Google Maps is getting a new AI-powered “Ask Maps” feature
Will Gemini be enough to hush the Apple Maps heads?
For those of us who weren’t sure we’d heard enough about chatbots and how they can find their way into all facets of modern life, Alphabet announced on Thursday that it would be integrating Gemini into Google Maps.
Bot-seat driver
As part of its “biggest navigation upgrade in over a decade,” the new “Ask Maps” feature will allow users to ask more sophisticated questions in the Google Maps app, providing chill-sounding use cases like, “My friends are coming from Midtown East to meet me after work. Any spots with a cozy aesthetic and a table for 4 at 7 tonight?”

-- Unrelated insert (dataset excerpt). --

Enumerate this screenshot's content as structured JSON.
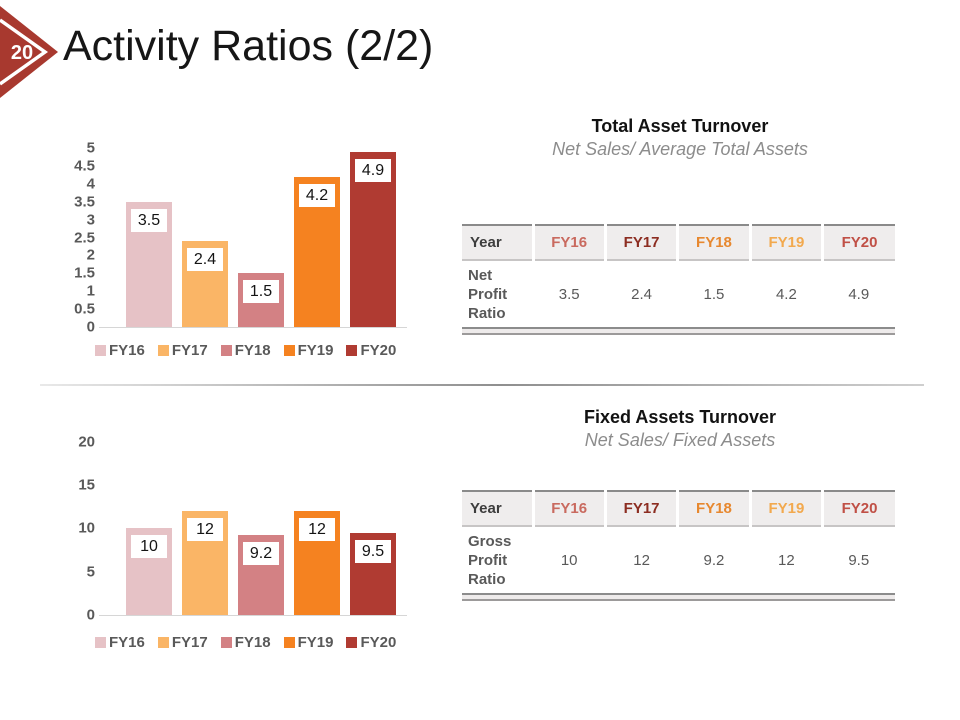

Anyone with a decent handle on their local area and a tight grasp of Google Maps’ “Saved Places” feature might balk at that request, but other examples like phone-charging spots that aren’t busy coffee shops, or new trip-planning capabilities, could prove genuinely useful.
However, whether Alphabet plumbing its chatbot into the Google Maps app will be enough to win over fans of its biggest rivals in the navigation game is another matter entirely.
iCan do better
With Google Maps having been seen by many as the superior option for a while, social media users have revisited the maps debate of late, pitting the Alphabet product against Apple’s version on purely aesthetic grounds. Some of the results are pretty damning. Exhibit A:
Apple Maps is leaps and bounds ahead of Google Maps pic.twitter.com/blRiW08WK0
— Apple Design (@TheAppleDesign) February 21, 2026
And — in what maybe feels like a slightly less fair, but equally damaging, point of comparison — exhibit B:
Google Maps vs. Apple Maps 💀 pic.twitter.com/aCg67nvELl
— 📁 (@jvepng) March 2, 2026
But whether you prefer the default map that comes with an iPhone, the one that’s built into Android devices, or some secret (probably more practical) third thing, the contest between the first two definitely seems to be getting more intense recently... at least, if social media buzz is anything to go by.
However, in terms of actual usage, Google's lead remains formidable. Search data suggests that “google maps” is still searched for far more than “apple maps” is, and App Store data shows that the iPhone version of Google Maps has 7.1 million reviews, with an average rating of 4.7, while Apple's own has just 51,000 reviews with a measly 2.4 stars.
Correction: The original version of this story included a misleading chart comparing traffic to maps.google.com versus maps.apple.com based on Similarweb data. Similarweb clarifies that only a tiny fraction of Google Maps traffic passes through maps.google.com -- most goes through google.com/maps. In other words, the bulk of web traffic related to Google Maps was not reflected in the chart, which appeared to show Apple Maps catching up with Google Maps on the web.